Paul McCarthy is one of the world’s most influential artists. He first came to public notice in the 1970s with his performances and videos. Since the mid-1980s, he has created complex installations and videos as well as a number of sculptural works, most recently the large-scale, inflatable outdoor sculptures on display outside Tate Modern until the end of October 2003. In his work, Paul McCarthy makes use of the language and imagery of American consumer culture, from Disneyland to the Hollywood dream factory. But he gives them another twist, transposing the commonplace into the disturbing and the grotesque, unmasking the dysfunctional reality that lurks behind the American dream.
With his new work, Piccadilly Circus, McCarthy makes references to earlier works such as Bossy Burger (1991), Santa Chocolate Shop (1997) or Saloon Theater (1995-99), which have come to be regarded as milestones of video installation art. In Piccadilly Circus video becomes part of the installation as a whole, which consists of the original set for the performance and the video projected around the room. This combination creates a unique perspective for the viewer, one that keeps oscillating between what is projected as a video and the room that acted as the backdrop to the earlier performances. In this way, the setting and the performance record coincide: with the viewer given access to the set that was home to the projected action, the content of the video is made to merge with the viewer’s real-life perspective.
The project was first conceived when McCarthy visited the new Hauser & Wirth space in London. To him, the Lutyens designed former bank presented itself as an ideal building to work in: the ground floor held an impressive banking hall – with the drawers behind the counters only partially emptied. In the labyrinthine basement, McCarthy found a vault encircled by a corridor, resembling a dungeon or a gloomy hiding-place. On the top floor there was a dark-panelled office decorated with massive stucco work, that was inexplicably referred to as the ‘American Room’ in the floor plan.

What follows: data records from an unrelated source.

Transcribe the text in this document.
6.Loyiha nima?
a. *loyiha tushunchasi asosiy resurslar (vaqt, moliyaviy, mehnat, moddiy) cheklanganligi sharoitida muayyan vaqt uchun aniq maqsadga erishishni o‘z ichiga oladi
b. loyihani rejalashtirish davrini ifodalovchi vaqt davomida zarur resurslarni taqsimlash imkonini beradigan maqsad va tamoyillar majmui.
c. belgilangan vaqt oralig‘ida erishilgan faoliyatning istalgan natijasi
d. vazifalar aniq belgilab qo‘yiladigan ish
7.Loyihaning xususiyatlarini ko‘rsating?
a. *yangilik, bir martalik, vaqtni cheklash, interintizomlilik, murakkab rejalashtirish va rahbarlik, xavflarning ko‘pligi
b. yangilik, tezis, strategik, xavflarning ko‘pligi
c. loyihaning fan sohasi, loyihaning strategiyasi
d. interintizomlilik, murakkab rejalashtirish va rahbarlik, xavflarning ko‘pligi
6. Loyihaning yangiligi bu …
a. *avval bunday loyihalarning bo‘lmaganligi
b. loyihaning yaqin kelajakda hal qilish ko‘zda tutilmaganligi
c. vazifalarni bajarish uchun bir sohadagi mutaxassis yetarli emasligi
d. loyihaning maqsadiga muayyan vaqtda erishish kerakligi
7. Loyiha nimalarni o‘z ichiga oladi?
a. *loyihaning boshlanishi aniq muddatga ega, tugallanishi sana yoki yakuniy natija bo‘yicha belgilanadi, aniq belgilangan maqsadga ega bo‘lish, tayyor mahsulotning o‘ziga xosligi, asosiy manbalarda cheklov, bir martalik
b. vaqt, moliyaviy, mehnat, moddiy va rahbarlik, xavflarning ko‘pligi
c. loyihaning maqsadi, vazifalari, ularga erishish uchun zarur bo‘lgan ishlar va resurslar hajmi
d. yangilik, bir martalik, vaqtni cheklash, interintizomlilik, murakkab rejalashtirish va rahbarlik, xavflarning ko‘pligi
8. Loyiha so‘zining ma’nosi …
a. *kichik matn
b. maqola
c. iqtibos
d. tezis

These spatial and atmospheric impressions – with additional influence from the current global events – helped produce the characters that refer to notable leaders of our time that interact within this space: all identifiable by oversized masks and clownish costumes that give the figures a comic-like quality. Exaggerated and distorted, these characters are not interpretations of existing personalities, but rather represent systems of ideologies, values and moral precepts. The often disturbing actions and interplay depicted in the performances, filmed on site in London before the space was converted into a gallery space and later in a reconstructed version in Los Angeles, hint at psychological processes such as regression, self-destruction and obsessive behaviour. With the characters multiplying their images and growing increasingly indistinct, the impression that forces itself on the viewer is one of increasing isolation and helplessness.